Dominic Mueller, Tierra Helada Alpakas



The German alpaca Breed Organisation (AZVD), the biggest of three alpaca associations in Germany, is planning to change its registry substantially in 2007. It hopes to institute a new registration system consisting of a basic registry, a herdbook and a breedbook.
In the basic registry any alpaca may be registered at minimal cost irrespective of its qualities. In the herdbook only those alpacas will be registered that pass a strict screening test. The breedbook is reserved for those sires and dams that accumulate enough points through the screening of their progeny to be elevated to the various levels of the breedbook hierarchy ranging from bronze class to the champions league.
With this registration system, Germany will travel on an innovative but untested alpaca highway. While most registries around the globe accept for registration offspring of already registered sires and dams, the AZVD will only permit those offspring to get into the herdbook that pass a comprehensive and expensive (€80) screening protocol consisting of phenotypical and fibre criteria plus a veterinary examination. The points achieved through this screening process will determine into which category an alpaca will fall: will it be classified as a “pet animal” deemed unfit for reproduction, as an alpaca with limited breeding qualifications, or as a breed animal without restrictions.
The proposed phenotypical examination developed with the help of Eric Hoffman of the US is a refined version of its ARI predecessor. The fibre criteria consist of the following fibre measurements: fibre diameter (AFD), standard deviation (SD), fibre over 30 micron, density and curvature. The veterinary exam is again modelled after the old ARI criteria where a candidate either passes or fails. The point system of 100 points is equally divided: 50 points for the phenotypical criteria and 50 for fibre. An alpaca accumulating 80 points or more is admitted into the herdbook as breeding quality. Those that achieve between 70 and 79 points (of which a minimum 25 points have to come from the fibre component) qualify as breeding stock with limitations. And those that do not get the required points of this category fall into the class of “pet animals” considered unfit for breeding.
Proponents of this new system say it will be a fair, objective and quantifiable way of assessing alpacas, that it takes the guesswork out of raising them by giving clear guidelines and assisting the impressionable newcomer in purchasing breeding stock of identifiable objective qualities.
Opponents counter that it is bureaucratic, cumbersome and elitist leading to a mass exodus of those members, whose breeding stock is of average or below average quality, thus reducing the associations membership and making the AZVD an elitist breeding club for a few powerful breeders.

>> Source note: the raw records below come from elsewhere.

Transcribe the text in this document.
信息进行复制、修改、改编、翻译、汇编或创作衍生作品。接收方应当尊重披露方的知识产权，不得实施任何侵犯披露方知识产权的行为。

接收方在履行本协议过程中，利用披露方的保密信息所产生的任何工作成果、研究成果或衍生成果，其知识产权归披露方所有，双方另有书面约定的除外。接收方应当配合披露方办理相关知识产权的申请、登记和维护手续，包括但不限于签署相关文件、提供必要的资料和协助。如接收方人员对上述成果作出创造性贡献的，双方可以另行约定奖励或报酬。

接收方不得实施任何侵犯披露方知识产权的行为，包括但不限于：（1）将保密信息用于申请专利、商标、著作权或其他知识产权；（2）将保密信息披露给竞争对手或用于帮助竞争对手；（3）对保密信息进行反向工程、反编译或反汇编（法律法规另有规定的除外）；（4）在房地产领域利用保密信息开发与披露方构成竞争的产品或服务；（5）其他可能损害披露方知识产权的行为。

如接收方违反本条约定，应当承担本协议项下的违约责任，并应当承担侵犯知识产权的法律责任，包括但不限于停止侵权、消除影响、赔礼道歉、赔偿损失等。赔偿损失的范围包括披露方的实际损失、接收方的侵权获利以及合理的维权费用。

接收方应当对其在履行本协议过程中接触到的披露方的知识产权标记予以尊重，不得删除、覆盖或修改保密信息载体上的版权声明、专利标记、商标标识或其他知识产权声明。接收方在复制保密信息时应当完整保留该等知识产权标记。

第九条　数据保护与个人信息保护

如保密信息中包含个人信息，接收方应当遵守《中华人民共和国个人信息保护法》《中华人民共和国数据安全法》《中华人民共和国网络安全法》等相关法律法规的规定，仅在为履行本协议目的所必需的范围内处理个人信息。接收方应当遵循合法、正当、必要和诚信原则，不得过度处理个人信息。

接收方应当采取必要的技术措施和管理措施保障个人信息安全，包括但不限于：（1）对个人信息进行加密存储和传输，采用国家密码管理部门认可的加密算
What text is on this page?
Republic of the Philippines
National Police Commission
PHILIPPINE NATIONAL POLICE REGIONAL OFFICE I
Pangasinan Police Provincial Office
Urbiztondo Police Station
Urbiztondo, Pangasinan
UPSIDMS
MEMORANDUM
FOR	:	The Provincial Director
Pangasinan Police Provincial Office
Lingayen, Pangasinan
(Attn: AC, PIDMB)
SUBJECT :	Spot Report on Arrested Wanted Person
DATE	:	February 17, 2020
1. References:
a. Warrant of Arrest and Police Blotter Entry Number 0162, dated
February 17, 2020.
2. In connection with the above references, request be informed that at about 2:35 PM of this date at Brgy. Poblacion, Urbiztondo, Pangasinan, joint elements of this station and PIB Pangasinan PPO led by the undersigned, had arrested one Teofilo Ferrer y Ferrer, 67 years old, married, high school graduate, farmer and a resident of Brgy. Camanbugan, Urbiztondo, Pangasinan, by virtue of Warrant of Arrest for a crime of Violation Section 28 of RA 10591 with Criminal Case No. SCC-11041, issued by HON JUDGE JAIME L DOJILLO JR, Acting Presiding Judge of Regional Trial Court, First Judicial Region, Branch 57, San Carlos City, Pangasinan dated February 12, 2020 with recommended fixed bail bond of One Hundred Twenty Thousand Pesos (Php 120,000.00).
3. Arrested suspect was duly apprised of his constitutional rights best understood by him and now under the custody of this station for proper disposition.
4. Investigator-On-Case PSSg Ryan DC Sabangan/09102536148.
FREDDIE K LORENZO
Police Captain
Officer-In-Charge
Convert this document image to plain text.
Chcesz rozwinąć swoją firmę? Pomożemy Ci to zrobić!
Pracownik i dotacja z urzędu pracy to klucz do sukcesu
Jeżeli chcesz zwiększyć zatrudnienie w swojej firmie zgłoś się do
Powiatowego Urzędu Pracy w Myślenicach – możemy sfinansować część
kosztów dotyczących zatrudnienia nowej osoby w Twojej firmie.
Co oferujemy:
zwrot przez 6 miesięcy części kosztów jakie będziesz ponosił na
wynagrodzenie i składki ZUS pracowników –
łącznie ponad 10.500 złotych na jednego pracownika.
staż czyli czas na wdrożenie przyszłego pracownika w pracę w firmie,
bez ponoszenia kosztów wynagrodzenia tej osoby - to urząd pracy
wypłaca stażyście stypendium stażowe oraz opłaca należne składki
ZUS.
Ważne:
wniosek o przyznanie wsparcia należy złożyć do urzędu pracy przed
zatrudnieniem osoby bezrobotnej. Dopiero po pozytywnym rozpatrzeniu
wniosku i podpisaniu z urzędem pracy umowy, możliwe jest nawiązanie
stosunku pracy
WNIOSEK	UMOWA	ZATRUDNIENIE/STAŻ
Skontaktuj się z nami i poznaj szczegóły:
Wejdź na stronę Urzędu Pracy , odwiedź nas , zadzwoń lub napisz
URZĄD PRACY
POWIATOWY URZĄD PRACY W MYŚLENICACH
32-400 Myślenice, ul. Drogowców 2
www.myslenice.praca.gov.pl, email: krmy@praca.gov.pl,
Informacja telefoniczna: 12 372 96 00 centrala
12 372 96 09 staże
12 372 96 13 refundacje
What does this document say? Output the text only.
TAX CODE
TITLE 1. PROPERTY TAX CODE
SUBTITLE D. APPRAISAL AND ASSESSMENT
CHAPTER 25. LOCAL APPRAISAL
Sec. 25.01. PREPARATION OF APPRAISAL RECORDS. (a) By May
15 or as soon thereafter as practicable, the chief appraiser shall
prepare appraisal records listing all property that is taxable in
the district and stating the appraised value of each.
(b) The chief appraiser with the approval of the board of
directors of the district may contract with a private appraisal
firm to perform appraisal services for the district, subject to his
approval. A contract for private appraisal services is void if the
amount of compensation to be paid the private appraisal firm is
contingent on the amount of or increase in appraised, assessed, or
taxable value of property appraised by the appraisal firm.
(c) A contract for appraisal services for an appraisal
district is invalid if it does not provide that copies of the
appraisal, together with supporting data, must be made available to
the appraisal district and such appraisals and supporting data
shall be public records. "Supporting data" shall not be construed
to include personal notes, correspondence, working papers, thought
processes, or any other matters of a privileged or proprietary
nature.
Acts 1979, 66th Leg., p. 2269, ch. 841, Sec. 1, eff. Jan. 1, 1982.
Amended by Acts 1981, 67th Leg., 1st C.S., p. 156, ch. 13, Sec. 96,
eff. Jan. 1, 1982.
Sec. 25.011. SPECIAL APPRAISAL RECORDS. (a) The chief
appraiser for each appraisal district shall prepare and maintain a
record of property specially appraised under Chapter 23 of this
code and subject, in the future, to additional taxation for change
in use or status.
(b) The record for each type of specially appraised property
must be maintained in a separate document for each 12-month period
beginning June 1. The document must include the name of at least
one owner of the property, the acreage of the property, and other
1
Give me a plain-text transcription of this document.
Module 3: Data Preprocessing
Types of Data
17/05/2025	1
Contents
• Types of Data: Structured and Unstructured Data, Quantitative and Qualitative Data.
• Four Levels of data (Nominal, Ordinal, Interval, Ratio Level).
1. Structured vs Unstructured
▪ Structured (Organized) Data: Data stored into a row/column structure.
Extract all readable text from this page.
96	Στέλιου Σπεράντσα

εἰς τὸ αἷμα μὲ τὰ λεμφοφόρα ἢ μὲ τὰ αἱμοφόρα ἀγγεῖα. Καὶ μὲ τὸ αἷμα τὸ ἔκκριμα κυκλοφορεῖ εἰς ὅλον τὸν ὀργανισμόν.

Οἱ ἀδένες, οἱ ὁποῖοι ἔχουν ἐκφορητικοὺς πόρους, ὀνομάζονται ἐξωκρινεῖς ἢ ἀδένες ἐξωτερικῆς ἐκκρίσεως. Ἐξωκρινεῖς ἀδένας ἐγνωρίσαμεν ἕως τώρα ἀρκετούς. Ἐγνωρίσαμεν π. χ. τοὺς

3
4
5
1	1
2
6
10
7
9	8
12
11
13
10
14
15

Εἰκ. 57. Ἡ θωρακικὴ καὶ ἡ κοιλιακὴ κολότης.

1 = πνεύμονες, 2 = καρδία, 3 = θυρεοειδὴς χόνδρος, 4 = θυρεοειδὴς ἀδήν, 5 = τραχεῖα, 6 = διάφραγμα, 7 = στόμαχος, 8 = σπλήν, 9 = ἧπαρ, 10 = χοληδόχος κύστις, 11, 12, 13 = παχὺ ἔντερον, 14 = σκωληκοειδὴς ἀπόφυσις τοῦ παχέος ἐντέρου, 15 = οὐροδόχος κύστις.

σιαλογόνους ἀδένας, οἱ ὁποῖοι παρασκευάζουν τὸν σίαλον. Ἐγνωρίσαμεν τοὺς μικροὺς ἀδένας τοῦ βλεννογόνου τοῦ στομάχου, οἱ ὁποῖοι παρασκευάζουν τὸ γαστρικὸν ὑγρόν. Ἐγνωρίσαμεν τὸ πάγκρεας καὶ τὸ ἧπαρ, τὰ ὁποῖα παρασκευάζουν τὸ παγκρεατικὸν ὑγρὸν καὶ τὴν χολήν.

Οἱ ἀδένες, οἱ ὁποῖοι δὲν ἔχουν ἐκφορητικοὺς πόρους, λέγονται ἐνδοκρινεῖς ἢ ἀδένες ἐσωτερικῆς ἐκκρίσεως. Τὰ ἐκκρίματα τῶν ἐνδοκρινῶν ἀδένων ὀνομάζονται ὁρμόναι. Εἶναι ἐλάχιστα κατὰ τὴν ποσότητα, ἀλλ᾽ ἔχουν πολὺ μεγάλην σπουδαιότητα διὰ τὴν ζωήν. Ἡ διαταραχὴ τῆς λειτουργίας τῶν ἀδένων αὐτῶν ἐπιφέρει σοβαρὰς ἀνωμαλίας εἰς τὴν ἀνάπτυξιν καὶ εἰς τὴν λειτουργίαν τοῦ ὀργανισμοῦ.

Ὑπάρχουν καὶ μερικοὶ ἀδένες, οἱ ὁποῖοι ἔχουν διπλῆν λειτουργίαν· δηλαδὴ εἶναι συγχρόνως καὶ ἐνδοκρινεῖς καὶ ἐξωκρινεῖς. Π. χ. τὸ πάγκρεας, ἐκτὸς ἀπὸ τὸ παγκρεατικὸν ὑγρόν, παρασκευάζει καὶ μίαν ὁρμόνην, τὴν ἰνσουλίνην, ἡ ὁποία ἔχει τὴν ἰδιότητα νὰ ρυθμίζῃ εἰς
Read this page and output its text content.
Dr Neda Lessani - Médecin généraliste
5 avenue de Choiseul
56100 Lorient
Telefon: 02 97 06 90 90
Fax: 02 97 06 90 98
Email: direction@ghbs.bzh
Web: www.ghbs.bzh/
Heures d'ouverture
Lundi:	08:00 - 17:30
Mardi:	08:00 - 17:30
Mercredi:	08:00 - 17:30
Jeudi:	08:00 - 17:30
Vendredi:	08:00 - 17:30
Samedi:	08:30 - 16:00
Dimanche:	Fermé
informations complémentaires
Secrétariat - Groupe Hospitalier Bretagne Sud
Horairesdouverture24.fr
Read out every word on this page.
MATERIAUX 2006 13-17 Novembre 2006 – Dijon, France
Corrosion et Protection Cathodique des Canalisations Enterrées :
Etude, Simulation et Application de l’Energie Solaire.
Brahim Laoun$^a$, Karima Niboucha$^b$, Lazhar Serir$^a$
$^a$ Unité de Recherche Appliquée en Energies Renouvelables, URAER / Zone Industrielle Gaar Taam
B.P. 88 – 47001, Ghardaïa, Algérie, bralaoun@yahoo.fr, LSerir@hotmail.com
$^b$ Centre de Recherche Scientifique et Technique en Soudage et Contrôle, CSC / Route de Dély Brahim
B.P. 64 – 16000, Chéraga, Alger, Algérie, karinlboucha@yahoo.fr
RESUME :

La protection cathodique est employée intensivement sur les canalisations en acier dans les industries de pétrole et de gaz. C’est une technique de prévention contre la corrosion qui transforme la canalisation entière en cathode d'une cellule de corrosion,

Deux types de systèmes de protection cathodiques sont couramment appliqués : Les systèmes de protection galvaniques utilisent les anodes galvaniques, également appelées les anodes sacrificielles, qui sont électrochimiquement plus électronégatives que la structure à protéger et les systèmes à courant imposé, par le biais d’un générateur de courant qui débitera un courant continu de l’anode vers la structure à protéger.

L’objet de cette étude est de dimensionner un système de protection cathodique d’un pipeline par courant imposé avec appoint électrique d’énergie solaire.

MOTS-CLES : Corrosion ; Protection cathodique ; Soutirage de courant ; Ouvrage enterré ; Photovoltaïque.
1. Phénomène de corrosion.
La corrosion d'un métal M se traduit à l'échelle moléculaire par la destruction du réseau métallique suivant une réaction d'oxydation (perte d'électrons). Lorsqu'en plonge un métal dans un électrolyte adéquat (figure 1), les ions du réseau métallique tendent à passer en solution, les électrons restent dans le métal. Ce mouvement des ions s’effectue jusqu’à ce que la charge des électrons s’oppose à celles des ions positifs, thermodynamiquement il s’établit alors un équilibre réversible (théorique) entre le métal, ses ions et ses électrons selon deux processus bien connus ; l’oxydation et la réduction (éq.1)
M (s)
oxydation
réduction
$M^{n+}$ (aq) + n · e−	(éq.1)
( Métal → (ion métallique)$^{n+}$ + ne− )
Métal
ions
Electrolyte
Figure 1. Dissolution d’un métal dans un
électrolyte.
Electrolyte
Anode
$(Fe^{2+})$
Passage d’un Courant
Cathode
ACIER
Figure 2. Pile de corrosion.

The pros and cons of this new registration system is the “talk of the town”. The membership of the AZVD will decide in early March of 2007 whether to approve it as proposed or have the necessary changes made to make it more “user friendly” or to reject it outright. Will the exclusive or the inclusive mentality prevail? Time will tell. By the time the 4th annual AZVD Alpaca show in Kreuth, Bavaria, rolls around March 25, 2007 the dust most likely will have settled.